Consider the following struct:
```c++
struct A {};
struct B {
[[no_unique_address]] A field_1_;
char field_2_;
A& field_1() { return field_1_; }
char& field_2() { return field_2_; }
};
```
Here, while `sizeof(A)` is `1`, it has no data, only tail padding. A C++
assignment to `field_1_` will not write anything. And so C++ can store an
unrelated object inside of the tail padding. `[[no_unique_address]]` marks the
tail padding as available for use. `field_2_` may actually be stored inside the
tail padding of `field_1_`, and the `sizeof(B)` may also be `1`.
(Base classes also allow their tail padding to be reused, and the same example
works with `struct B : A`.)
```c++
static_assert(sizeof(A) == sizeof(B));
static_assert(offsetof(B, field_1) == offsetof(B, field_2));
```
Rust does not work this way. In Rust, tail padding *is* part of the object. Rust
references refer to the full span of the pointed-to object, including that tail
padding. And so a Rust reference to `field_1_` would encompass `field_2_` by
accident.
This means that the following code has undefined behavior via conventional
aliasing, despite looking fairly innocent:
```c++
B b = ...;
// Rust: pub fn foo(_: &mut A, _: &mut u8)
foo(b.field_1, b.field_2); // C++
```
And the following Rust code would perform unintended mutations to `field_2`:
```rust
let mut b1: B = ...;
let mut b2: B = ...;
// This actually swaps field_2!
std::mem::swap(&mut b1.field_1(), &mut b2.field_1());
```
### C++20
In C++17 and earlier, there was only one way to create a potentially-overlapping
object: inheritance (["EBO"](https://en.cppreference.com/w/cpp/language/ebo)).
Making inheritable types non-`Unpin` could have removed or mitigated the risk of
overlapping objects in C++17 and below.
However, as of C++20, **any** object can alias another in the tail padding.
C++20 introduced `[[no_unique_address]]`, which makes tail padding available for
reuse for any type.

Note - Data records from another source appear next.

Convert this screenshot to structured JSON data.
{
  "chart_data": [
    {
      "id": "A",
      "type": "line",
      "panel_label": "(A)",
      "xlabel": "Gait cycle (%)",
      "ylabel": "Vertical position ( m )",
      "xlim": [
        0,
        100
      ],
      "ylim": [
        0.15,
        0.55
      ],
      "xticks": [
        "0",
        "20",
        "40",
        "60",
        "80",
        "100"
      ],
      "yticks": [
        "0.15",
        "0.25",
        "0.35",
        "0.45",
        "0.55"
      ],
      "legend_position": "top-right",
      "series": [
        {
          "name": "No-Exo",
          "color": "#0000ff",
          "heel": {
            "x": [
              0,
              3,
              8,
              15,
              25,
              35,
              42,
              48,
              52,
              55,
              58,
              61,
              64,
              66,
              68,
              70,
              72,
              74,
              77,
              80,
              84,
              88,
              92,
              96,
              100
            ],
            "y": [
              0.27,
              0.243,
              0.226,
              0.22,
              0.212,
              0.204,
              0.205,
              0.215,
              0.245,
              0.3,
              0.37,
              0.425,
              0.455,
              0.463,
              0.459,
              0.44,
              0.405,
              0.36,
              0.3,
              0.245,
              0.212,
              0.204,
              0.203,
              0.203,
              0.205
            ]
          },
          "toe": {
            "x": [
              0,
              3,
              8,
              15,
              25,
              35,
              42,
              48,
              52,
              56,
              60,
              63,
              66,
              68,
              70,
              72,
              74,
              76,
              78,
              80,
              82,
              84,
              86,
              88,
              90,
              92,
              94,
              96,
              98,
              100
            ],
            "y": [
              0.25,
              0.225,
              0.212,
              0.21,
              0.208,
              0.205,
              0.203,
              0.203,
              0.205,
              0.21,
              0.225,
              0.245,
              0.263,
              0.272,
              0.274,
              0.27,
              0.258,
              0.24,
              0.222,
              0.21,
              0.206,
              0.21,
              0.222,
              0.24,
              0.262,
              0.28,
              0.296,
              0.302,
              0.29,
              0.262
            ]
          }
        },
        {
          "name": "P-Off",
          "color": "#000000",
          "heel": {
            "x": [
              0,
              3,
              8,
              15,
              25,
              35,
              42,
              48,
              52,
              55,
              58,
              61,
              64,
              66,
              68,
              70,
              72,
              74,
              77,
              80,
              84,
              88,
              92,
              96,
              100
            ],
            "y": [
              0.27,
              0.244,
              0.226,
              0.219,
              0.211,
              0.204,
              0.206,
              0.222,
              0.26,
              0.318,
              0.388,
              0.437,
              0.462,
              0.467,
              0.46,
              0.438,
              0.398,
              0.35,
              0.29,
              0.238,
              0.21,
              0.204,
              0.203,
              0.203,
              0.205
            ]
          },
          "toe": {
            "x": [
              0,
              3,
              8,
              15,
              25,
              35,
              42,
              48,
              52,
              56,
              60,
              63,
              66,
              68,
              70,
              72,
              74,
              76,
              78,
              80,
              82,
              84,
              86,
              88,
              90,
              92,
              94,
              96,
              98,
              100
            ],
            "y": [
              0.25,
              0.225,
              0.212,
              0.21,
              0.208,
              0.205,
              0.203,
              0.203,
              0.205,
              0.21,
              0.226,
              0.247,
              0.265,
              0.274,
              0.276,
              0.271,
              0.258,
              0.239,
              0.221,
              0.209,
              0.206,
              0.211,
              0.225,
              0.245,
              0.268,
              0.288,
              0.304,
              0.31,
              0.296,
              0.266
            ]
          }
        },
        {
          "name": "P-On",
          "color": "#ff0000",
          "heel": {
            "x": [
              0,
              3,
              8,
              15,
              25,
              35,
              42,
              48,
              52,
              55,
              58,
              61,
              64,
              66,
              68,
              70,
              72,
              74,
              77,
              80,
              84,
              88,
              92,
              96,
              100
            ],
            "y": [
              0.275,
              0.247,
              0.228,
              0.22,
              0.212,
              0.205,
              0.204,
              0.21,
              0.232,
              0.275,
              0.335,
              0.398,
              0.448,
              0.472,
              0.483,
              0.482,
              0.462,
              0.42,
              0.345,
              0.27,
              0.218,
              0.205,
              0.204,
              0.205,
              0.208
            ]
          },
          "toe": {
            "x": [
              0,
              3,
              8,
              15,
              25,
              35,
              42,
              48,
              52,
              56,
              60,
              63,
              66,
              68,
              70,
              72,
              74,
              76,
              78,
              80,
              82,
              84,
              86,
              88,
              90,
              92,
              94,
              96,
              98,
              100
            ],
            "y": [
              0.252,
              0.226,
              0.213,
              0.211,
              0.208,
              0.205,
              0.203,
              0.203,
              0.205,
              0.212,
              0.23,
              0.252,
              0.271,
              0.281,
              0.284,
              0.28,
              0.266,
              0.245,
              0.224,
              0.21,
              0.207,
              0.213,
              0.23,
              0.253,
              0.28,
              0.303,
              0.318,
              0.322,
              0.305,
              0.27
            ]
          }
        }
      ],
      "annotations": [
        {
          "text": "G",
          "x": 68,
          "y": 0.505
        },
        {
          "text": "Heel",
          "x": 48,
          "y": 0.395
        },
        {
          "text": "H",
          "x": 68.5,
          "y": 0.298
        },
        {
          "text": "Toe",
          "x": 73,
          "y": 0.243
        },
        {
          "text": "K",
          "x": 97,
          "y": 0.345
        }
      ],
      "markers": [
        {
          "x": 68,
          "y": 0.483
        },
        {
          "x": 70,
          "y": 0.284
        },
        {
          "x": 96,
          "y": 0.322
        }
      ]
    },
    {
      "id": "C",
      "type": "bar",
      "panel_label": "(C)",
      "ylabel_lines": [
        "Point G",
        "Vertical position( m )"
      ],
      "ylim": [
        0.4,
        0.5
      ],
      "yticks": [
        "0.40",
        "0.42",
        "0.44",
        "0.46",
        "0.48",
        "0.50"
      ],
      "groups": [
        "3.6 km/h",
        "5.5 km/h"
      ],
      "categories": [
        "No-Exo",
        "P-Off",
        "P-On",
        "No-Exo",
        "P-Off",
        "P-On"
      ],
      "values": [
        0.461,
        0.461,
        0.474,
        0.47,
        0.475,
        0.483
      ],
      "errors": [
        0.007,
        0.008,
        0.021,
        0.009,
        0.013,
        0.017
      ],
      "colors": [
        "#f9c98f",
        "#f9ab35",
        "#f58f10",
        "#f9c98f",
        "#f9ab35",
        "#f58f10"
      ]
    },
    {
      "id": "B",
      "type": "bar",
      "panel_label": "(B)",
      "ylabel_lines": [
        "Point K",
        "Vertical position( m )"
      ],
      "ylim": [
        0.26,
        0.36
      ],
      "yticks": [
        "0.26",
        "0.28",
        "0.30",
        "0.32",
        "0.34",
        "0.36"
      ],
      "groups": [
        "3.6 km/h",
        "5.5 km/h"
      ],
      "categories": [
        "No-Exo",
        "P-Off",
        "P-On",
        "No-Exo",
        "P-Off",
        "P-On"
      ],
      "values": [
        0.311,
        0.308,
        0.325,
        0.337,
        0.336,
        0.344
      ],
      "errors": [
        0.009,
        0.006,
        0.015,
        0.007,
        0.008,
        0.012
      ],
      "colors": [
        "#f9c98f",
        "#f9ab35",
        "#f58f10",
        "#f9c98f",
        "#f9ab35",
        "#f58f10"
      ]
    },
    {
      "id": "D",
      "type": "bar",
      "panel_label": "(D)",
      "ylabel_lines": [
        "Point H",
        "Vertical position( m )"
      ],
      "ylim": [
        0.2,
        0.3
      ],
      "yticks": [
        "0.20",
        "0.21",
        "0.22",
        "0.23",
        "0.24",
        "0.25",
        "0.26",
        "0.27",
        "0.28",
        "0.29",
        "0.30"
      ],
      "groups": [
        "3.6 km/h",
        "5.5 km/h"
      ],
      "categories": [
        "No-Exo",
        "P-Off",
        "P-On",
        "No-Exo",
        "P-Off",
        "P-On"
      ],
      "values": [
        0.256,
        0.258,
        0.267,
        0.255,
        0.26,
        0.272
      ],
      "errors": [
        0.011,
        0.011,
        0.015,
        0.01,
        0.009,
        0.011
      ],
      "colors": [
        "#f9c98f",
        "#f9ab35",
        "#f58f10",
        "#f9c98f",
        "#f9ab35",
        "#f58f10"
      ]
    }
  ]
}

Since `[[no_unique_address]]` may be used fairly extensively
in library code (it has no negative effects in C++), we can't assume that it
does not exist.
In modern C++, `final` types are not much safer than other types. One must be
careful **when creating Rust references**, to ensure that those Rust references
do not contain data in their tail padding, or otherwise alias, and there is no
way to guarantee this at the type level.